There is a blasphemy in being too sure of the will of God. It allows us to turn up the volume on our own opinions. The person truly inspired by the spirit of God knows that discerning the voice of God’s spirit is hard: of the many motives and impulses that flows through our hearts and beings, which are from God and which arise from other motives? It’s often hard to discern. The point at which we claim certainty about what God wants is the point we cease to be open to correction, to being teachable, to making new discoveries, to be open to God. We cut ourselves off from God’s heart and mind.
Ironically it is the NOT knowing, but always seeking, that keeps us most faithful.

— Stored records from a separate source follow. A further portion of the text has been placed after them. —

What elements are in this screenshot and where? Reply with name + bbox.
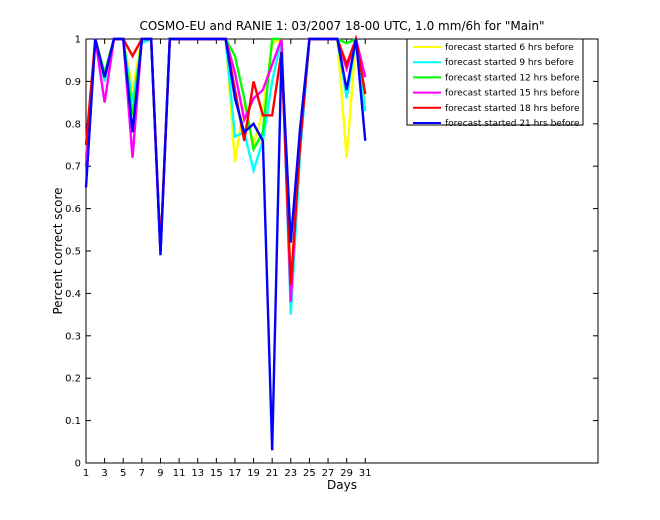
- legend-entry-label: forecast started 6 hrs before: [445, 43, 574, 53]
- y-axis-label: Percent correct score: [51, 187, 65, 314]
- legend: forecast started 6 hrs before forecast st…: [406, 38, 584, 129]
- x-tick-label: 21: [266, 468, 279, 479]
- legend-entry-label: forecast started 12 hrs before: [445, 73, 580, 83]
- y-tick-label: 0.7: [65, 162, 81, 173]
- x-tick-label: 27: [322, 468, 335, 479]
- y-tick-label: 0.9: [65, 77, 81, 88]
- x-tick-label: 11: [173, 468, 186, 479]
- axis-ticks: [85, 38, 598, 464]
- x-tick-label: 13: [191, 468, 204, 479]
- legend-entry-label: forecast started 15 hrs before: [445, 89, 580, 99]
- x-tick-label: 5: [120, 468, 126, 479]
- y-tick-label: 0: [75, 459, 81, 470]
- series-lines: [84, 34, 367, 451]
- y-tick-label: 0.4: [65, 289, 81, 300]
- y-tick-labels: 0 0.1 0.2 0.3 0.4 0.5 0.6 0.7 0.8 0.9 1: [65, 35, 81, 470]
- legend-entry-label: forecast started 21 hrs before: [445, 119, 580, 129]
- x-tick-label: 17: [229, 468, 242, 479]
- y-tick-label: 0.5: [65, 247, 81, 258]
- x-tick-label: 29: [340, 468, 353, 479]
- legend-box: [406, 38, 584, 126]
- series-line-6: [84, 37, 367, 451]
- x-tick-label: 19: [247, 468, 260, 479]
- x-tick-label: 1: [83, 468, 89, 479]
- x-axis-label: Days: [327, 478, 357, 492]
- x-tick-label: 9: [157, 468, 163, 479]
- x-tick-label: 7: [139, 468, 145, 479]
- y-tick-label: 0.8: [65, 119, 81, 130]
- y-tick-label: 0.2: [65, 374, 81, 385]
- x-tick-label: 23: [284, 468, 297, 479]
- chart-title: COSMO-EU and RANIE 1: 03/2007 18-00 UTC,…: [139, 19, 544, 33]
- x-tick-label: 31: [359, 468, 372, 479]
- legend-entry-label: forecast started 9 hrs before: [445, 58, 574, 68]
- x-tick-labels: 1 3 5 7 9 11 13 15 17 19 21 23 25 27 29 31: [83, 468, 372, 479]
- x-tick-label: 25: [303, 468, 316, 479]
- y-tick-label: 0.6: [65, 204, 81, 215]
- x-tick-label: 15: [210, 468, 223, 479]
- y-tick-label: 0.1: [65, 416, 81, 427]
- legend-entry-label: forecast started 18 hrs before: [445, 104, 580, 114]
- x-tick-label: 3: [101, 468, 107, 479]
- y-tick-label: 1: [75, 35, 81, 46]
- y-tick-label: 0.3: [65, 331, 81, 342]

Perhaps the danger of religion can be summed up by saying that it can make us feel unique and different from the rest of humanity: children of God, bearers of God’s spirit. And in a sense Jesus was unique in these things: he was the Son of God in a way distinct from all others – ‘only begotten’ the creed says.
But what the scriptures shout to us is that Jesus makes these ways in which we and all other human beings can relate to God. Jesus invites us to be sons and daughters of God too. In John’s Gospel, where there’s a big emphasis on Jesus as the Son of God, at the end Jesus says, ‘I am ascending to my father, and your father…’ On the day of Pentecost, God pours out his spirit on all flesh. The prophet Joel talks about how the Spirit is for all: ‘your sons and daughters shall prophesy, your young men shall dream dreams, your old men shall see visions, even on slaves…’ The spirit is what unites humanity – not what distinguishes one person from another. John V Taylor says, that when Christians are in dialogue with people of other faiths the Holy Spirit is speaking through both groups.
God's calling to be baptised people, people of faith, is to honour his presence in all people. If we respond to this call, then we will live out a faith that is bolder, but less
defensive; more impassioned, but less certain; more engaged, but less
aggressive; and more grounded, but less territorial.